Penelitian ini menjadi alarm penting di tengah gencarnya perusahaan teknologi mengembangkan aplikasi berbasis AI untuk sektor kesehatan. Apple, misalnya, tengah menggarap sistem AI untuk memberi saran seputar pola hidup sehat—dari olahraga hingga tidur. Amazon tak ketinggalan dengan mengembangkan AI yang mampu menganalisis data medis dalam jumlah besar, sementara Microsoft fokus pada teknologi AI yang bisa membantu petugas medis dalam proses triase pasien.

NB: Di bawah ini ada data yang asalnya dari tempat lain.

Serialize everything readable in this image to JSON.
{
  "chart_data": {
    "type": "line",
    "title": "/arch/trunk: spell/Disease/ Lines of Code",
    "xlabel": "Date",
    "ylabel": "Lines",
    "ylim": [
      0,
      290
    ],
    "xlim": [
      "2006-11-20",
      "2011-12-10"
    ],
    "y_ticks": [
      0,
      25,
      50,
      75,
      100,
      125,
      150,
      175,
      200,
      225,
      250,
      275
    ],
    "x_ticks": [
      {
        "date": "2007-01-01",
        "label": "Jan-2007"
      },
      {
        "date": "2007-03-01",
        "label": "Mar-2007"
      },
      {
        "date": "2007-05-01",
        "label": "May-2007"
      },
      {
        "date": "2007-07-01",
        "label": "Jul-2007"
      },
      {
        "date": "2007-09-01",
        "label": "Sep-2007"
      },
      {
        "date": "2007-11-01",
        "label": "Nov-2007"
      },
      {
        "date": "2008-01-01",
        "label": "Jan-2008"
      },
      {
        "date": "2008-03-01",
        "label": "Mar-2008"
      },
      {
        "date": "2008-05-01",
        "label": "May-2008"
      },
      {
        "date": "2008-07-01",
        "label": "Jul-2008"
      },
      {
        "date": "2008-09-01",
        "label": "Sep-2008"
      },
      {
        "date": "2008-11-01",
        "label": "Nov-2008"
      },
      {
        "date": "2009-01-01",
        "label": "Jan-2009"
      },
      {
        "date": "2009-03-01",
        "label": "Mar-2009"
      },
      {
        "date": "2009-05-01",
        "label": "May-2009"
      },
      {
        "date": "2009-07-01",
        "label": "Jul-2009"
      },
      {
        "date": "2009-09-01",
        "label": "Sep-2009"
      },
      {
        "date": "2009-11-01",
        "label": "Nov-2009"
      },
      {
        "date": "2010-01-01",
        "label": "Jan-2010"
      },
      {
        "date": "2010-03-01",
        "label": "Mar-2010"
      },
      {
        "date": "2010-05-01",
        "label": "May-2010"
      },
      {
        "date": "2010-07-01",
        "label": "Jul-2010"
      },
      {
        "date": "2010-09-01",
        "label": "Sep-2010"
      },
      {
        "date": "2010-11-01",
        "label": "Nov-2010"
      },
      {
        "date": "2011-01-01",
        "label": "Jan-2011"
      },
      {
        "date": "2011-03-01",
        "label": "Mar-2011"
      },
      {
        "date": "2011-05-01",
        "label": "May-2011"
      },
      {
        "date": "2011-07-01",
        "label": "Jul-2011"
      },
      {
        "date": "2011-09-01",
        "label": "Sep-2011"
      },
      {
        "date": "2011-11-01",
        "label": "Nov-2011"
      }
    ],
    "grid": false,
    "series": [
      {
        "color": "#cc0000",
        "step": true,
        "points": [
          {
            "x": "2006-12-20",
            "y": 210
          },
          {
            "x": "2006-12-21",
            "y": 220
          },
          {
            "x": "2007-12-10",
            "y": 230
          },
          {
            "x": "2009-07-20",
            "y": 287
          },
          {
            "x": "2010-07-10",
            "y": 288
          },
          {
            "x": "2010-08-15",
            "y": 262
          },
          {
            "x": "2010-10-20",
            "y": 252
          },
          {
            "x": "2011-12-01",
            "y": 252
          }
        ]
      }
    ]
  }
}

Meski inovasi AI di bidang medis berkembang cepat, hingga saat ini belum ada jaminan bahwa teknologi tersebut cukup andal untuk digunakan secara luas dalam pengambilan keputusan medis. Bahkan, asosiasi tenaga kesehatan di Amerika Serikat secara tegas menyarankan agar dokter tidak mengandalkan chatbot untuk diagnosis atau penanganan pasien.
Mahdi menegaskan, “Kami mendorong agar setiap keputusan terkait kesehatan dibuat berdasarkan informasi dari sumber yang terpercaya, bukan dari chatbot yang belum terbukti efektivitasnya di dunia nyata. Penggunaan chatbot dalam bidang medis harus melalui serangkaian uji coba ketat sebelum diterapkan secara luas.”
Temuan ini memperkuat argumen bahwa kecerdasan buatan belum bisa sepenuhnya menggantikan peran manusia dalam praktik medis. Meski AI memiliki potensi besar dalam mempercepat proses analisis dan membantu dalam tugas administratif, keputusan yang menyangkut hidup dan mati tetap membutuhkan intuisi, pengalaman, dan pemahaman mendalam dari seorang tenaga medis.
Bagi masyarakat, riset ini menjadi pengingat penting agar tidak gegabah menggunakan teknologi, apalagi dalam urusan vital seperti kesehatan. Meskipun ChatGPT dan sejenisnya tampak canggih dan meyakinkan, pengguna tetap perlu bersikap kritis dan tidak serta-merta mengandalkan AI sebagai satu-satunya sumber nasihat medis.
Sebaliknya, penggunaan AI sebaiknya menjadi pelengkap, bukan pengganti. Dalam kondisi ringan atau untuk edukasi dasar, chatbot bisa berguna. Namun, untuk kondisi serius, konsultasi langsung dengan profesional medis tetap menjadi pilihan terbaik.
Dengan perkembangan teknologi yang makin cepat, kerja sama antara manusia dan AI akan menjadi penting. Tapi sampai AI benar-benar mampu memahami konteks, empati, serta keunikan setiap individu, kehadiran dokter tetap tak tergantikan.